Vincent Raymond | Mardi 14 mars 2017

Photo : © Arizona Distribution


Quinquagénaire renfermée vivant avec sa bigote de mère, Natacha est régulièrement prise pour cible par ses collègues du parc zoologique, qui lui infligent moult mauvaises blagues et vexations. Lorsqu'un jour une queue lui pousse, sa vie change…

Conte néo-kafkaïen aussi trouble et troublant que Freaks, Zoologie s'adapte avec brio au visage de la Russie contemporaine, dressant au passage une caricature acérée de ses habitants : les consœurs de Natacha y sont de monstrueuses matrones étouffées par leur triple menton, exsudant leur vulgarité par tous les pores de leur face luisante de maquillage.
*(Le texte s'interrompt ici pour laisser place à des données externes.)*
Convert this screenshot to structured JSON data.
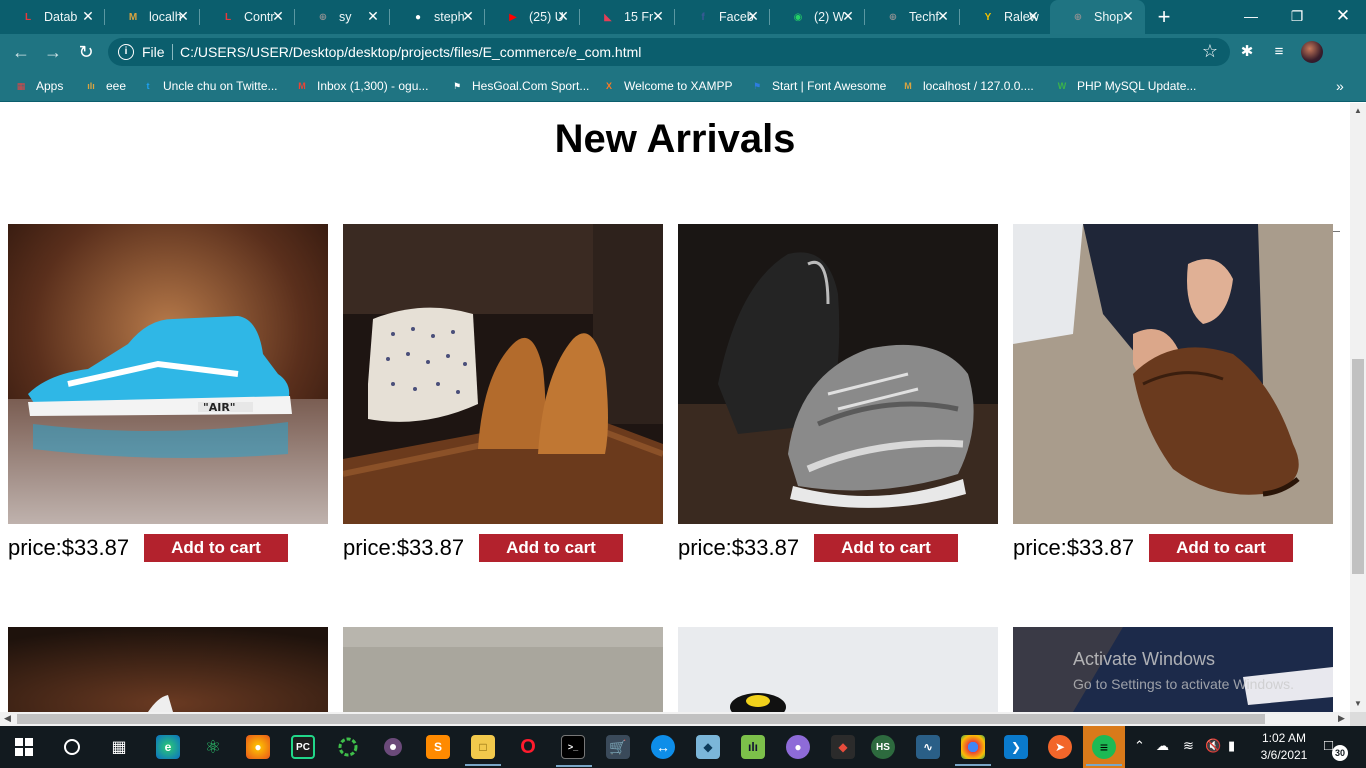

La population vit recluse dans une crédulité crasse et une superstition entretenues par un prêtre timoré, soutenues par un bouche à oreille plus contagieux qu'une épidémie de fièvre aphteuse.

Ivan Tverdovsky, lui, n'hésite pas à moquer les tabous rétrogrades ; à transformer une femme a priori négligeable car négligée en objet de désir, voire à la fétichiser au prix d'une métamorphose physique, puis psychologique — Natalya Pavlenkova se révèle aussi bouleversante que sensuelle dans ce rôle très “physique”, justement.

Zoologie n'est cependant pas un conte de fées ; le prince charmant n'étant pas conforme à ce qu'on peut en attendre. Il participe de la cruauté réaliste de ce film attestant de la prometteuse vigueur du jeune cinéma russe.

de Ivan I. Tverdovsky (Rus-All-Fr, 1h27) avec Natalya Pavlenkova, Dmitri Groshev, Irina Chipizhenko…


Zoologie

De Ivan I. Tverdovsky (Russ-All-Fr, 1h27) avec Natalya Pavlenkova, Dmitri Groshev...

De Ivan I. Tverdovsky (Russ-All-Fr, 1h27) avec Natalya Pavlenkova, Dmitri Groshev...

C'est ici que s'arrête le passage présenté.